Michal Koutný <mkoutny@xxxxxxxx> · Thu, 2 Jun 2022 13:47:05 +0200

On Wed, Jun 01, 2022 at 05:40:51PM -0700, Tadeusz Struk <tadeusz.struk@xxxxxxxxxx> wrote:
> css_killed_ref_fn() will be called regardless of the value of refcnt (via percpu_ref_kill_and_confirm())
> and it will only enqueue the css_killed_work_fn() to be called later.
> Then css_put()->css_release() will be called before the css_killed_work_fn() will even
> get a chance to run, and it will also *only* enqueue css_release_work_fn() to be called later.
> The problem happens on the second enqueue. So there need to be something in place that
> will make sure that css_killed_work_fn() is done before css_release() can enqueue
> the second job.

IIUC, here you describe the same scenario I broke down at [1].

> Does it sound right?

I added a parameter A there (that is sum of base and percpu references
before kill_css()).
I thought it fails because A == 1 (i.e. killing the base reference),
however, that seems an unlikely situation (because cgroup code uses a
"fuse" reference to pin css for offline_css()).

So the remaining option (at least I find it more likely now) is that
A == 0 (A < 0 would trigger the warning in
percpu_ref_switch_to_atomic_rcu()), aka the ref imbalance. I hope we can
get to the bottom of this with detailed enough tracing of gets/puts.
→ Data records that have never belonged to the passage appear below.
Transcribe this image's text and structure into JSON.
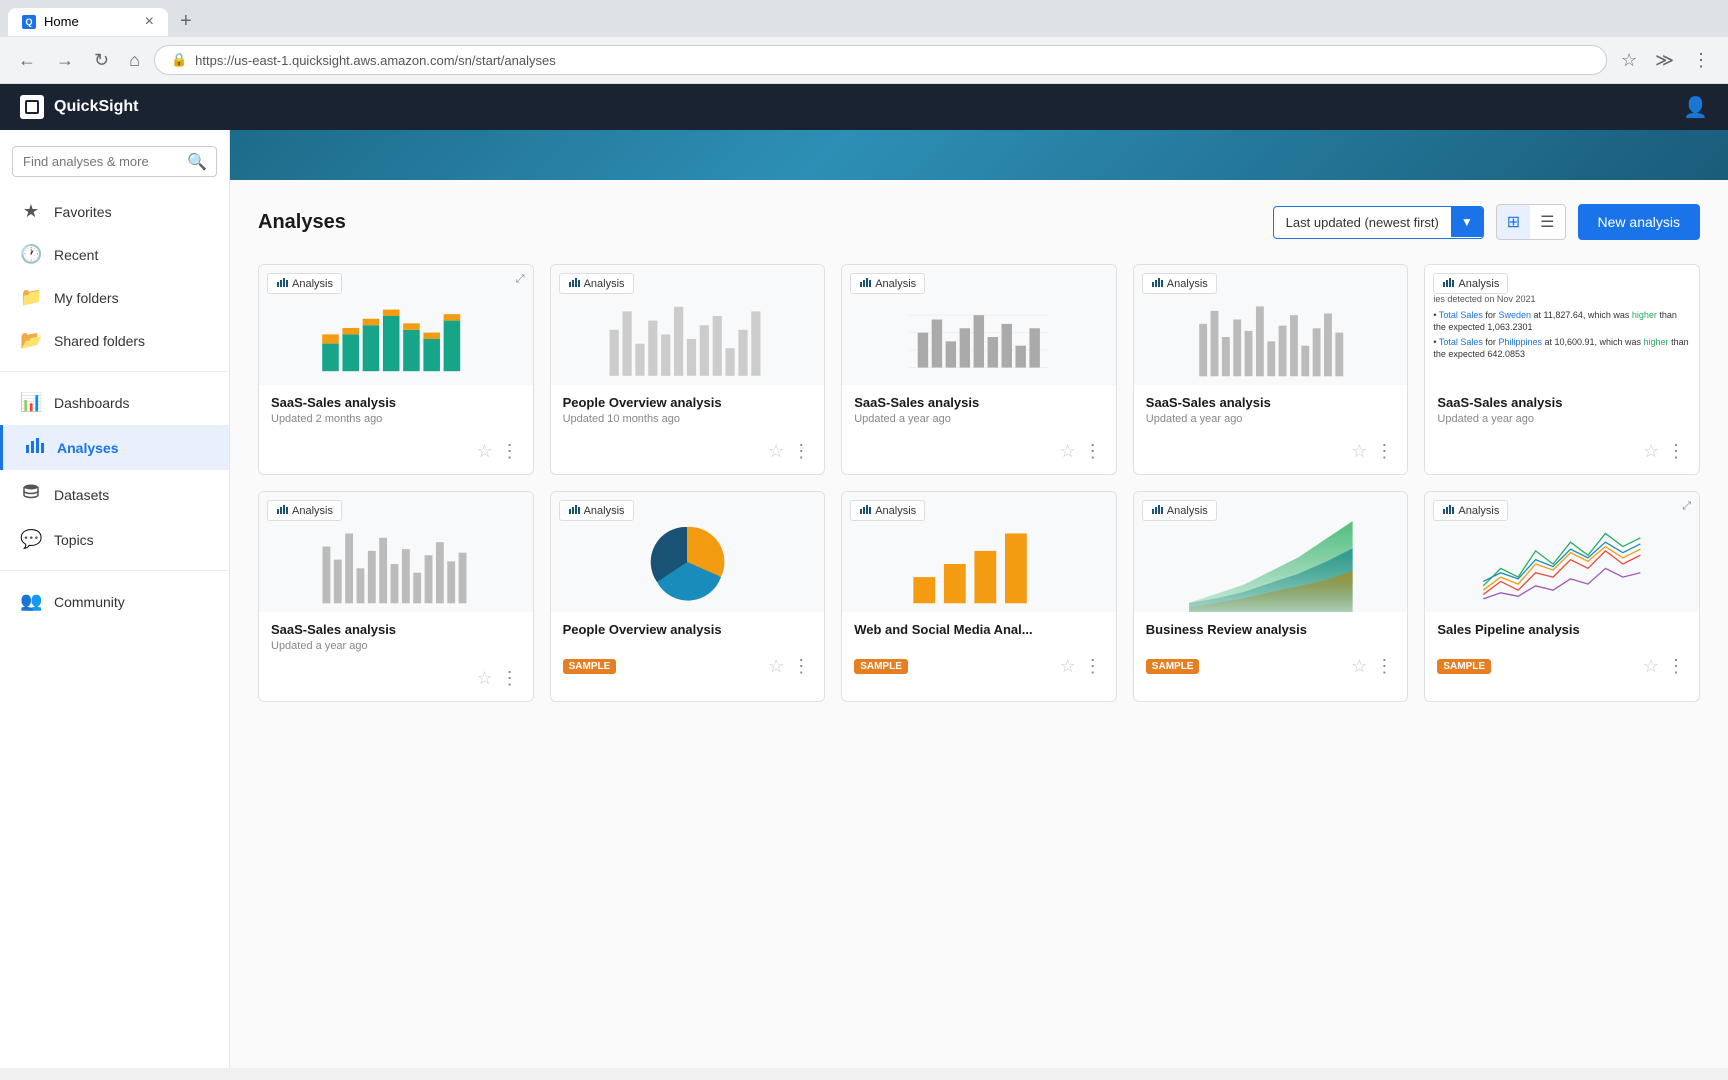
{
  "browser": {
    "tab_title": "Home",
    "favicon_text": "Q",
    "url": "https://us-east-1.quicksight.aws.amazon.com/sn/start/analyses"
  },
  "app": {
    "brand": "QuickSight",
    "page_title": "Analyses",
    "sort_label": "Last updated (newest first)",
    "new_analysis_label": "New analysis"
  },
  "sidebar": {
    "search_placeholder": "Find analyses & more",
    "items": [
      {
        "id": "favorites",
        "label": "Favorites",
        "icon": "★"
      },
      {
        "id": "recent",
        "label": "Recent",
        "icon": "🕐"
      },
      {
        "id": "my-folders",
        "label": "My folders",
        "icon": "📁"
      },
      {
        "id": "shared-folders",
        "label": "Shared folders",
        "icon": "📂"
      },
      {
        "id": "dashboards",
        "label": "Dashboards",
        "icon": "📊"
      },
      {
        "id": "analyses",
        "label": "Analyses",
        "icon": "📈",
        "active": true
      },
      {
        "id": "datasets",
        "label": "Datasets",
        "icon": "🗄"
      },
      {
        "id": "topics",
        "label": "Topics",
        "icon": "💬"
      },
      {
        "id": "community",
        "label": "Community",
        "icon": "👥"
      }
    ]
  },
  "analyses": {
    "row1": [
      {
        "id": "saas-sales-1",
        "title": "SaaS-Sales analysis",
        "subtitle": "Updated 2 months ago",
        "badge": "Analysis",
        "sample": false,
        "chart_type": "bar_color"
      },
      {
        "id": "people-overview-1",
        "title": "People Overview analysis",
        "subtitle": "Updated 10 months ago",
        "badge": "Analysis",
        "sample": false,
        "chart_type": "bar_gray"
      },
      {
        "id": "saas-sales-2",
        "title": "SaaS-Sales analysis",
        "subtitle": "Updated a year ago",
        "badge": "Analysis",
        "sample": false,
        "chart_type": "bar_light"
      },
      {
        "id": "saas-sales-3",
        "title": "SaaS-Sales analysis",
        "subtitle": "Updated a year ago",
        "badge": "Analysis",
        "sample": false,
        "chart_type": "bar_gray2"
      },
      {
        "id": "saas-sales-4",
        "title": "SaaS-Sales analysis",
        "subtitle": "Updated a year ago",
        "badge": "Analysis",
        "sample": false,
        "chart_type": "insight"
      }
    ],
    "row2": [
      {
        "id": "saas-sales-5",
        "title": "SaaS-Sales analysis",
        "subtitle": "Updated a year ago",
        "badge": "Analysis",
        "sample": false,
        "chart_type": "bar_gray3"
      },
      {
        "id": "people-overview-2",
        "title": "People Overview analysis",
        "subtitle": "",
        "badge": "Analysis",
        "sample": true,
        "chart_type": "pie"
      },
      {
        "id": "web-social",
        "title": "Web and Social Media Anal...",
        "subtitle": "",
        "badge": "Analysis",
        "sample": true,
        "chart_type": "bar_orange"
      },
      {
        "id": "business-review",
        "title": "Business Review analysis",
        "subtitle": "",
        "badge": "Analysis",
        "sample": true,
        "chart_type": "area_green"
      },
      {
        "id": "sales-pipeline",
        "title": "Sales Pipeline analysis",
        "subtitle": "",
        "badge": "Analysis",
        "sample": true,
        "chart_type": "line_multi"
      }
    ]
  }
}
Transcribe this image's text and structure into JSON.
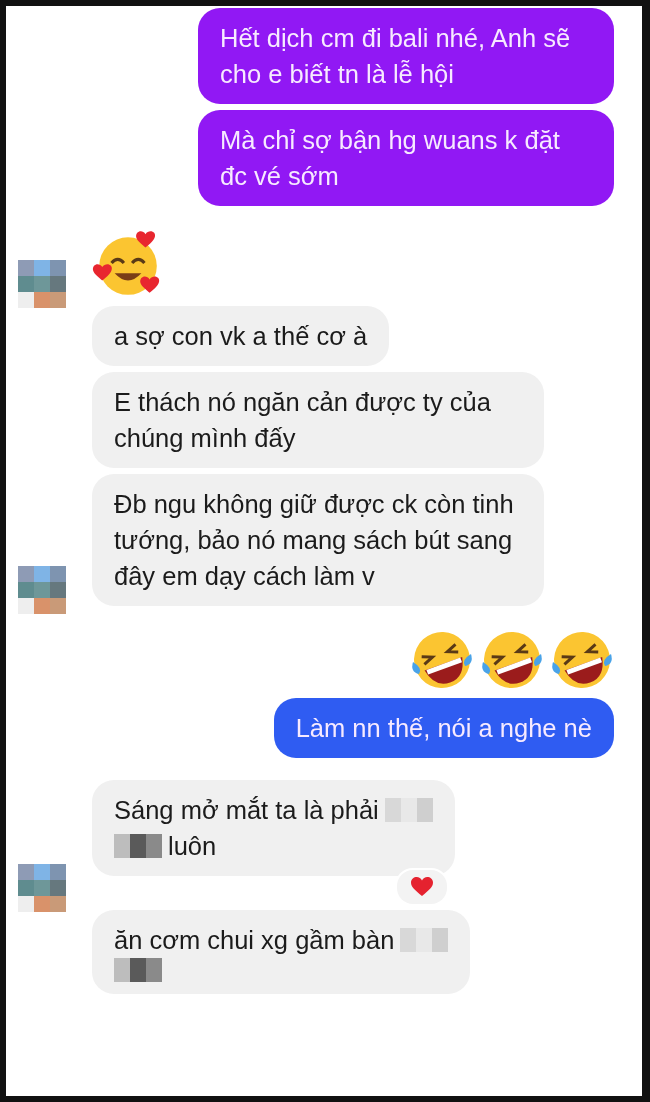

Splitting the work struct is condradictive to the existing approach with
the "fuse" reference.

(BTW you also wrote On Wed, Jun 01, 2022 at 05:00:44PM -0700, Tadeusz Struk <tadeusz.struk@xxxxxxxxxx> wrote:
> The fact the css_release() is called (via cgroup_kn_unlock()) just after
> kill_css() causes the css->destroy_work to be enqueued twice on the same WQ
> (cgroup_destroy_wq), just with different function. This results in the
> BUG: corrupted list in insert_work issue.

Where do you see a critical css_release called from cgroup_kn_unlock()?
I always observed the css_release() being called via
percpu_ref_call_confirm_rcu() (in the original and subsequent syzbot
logs.))

Thanks,
Michal

[1] https://lore.kernel.org/r/Yo7KfEOz92kS2z5Y@blackbook/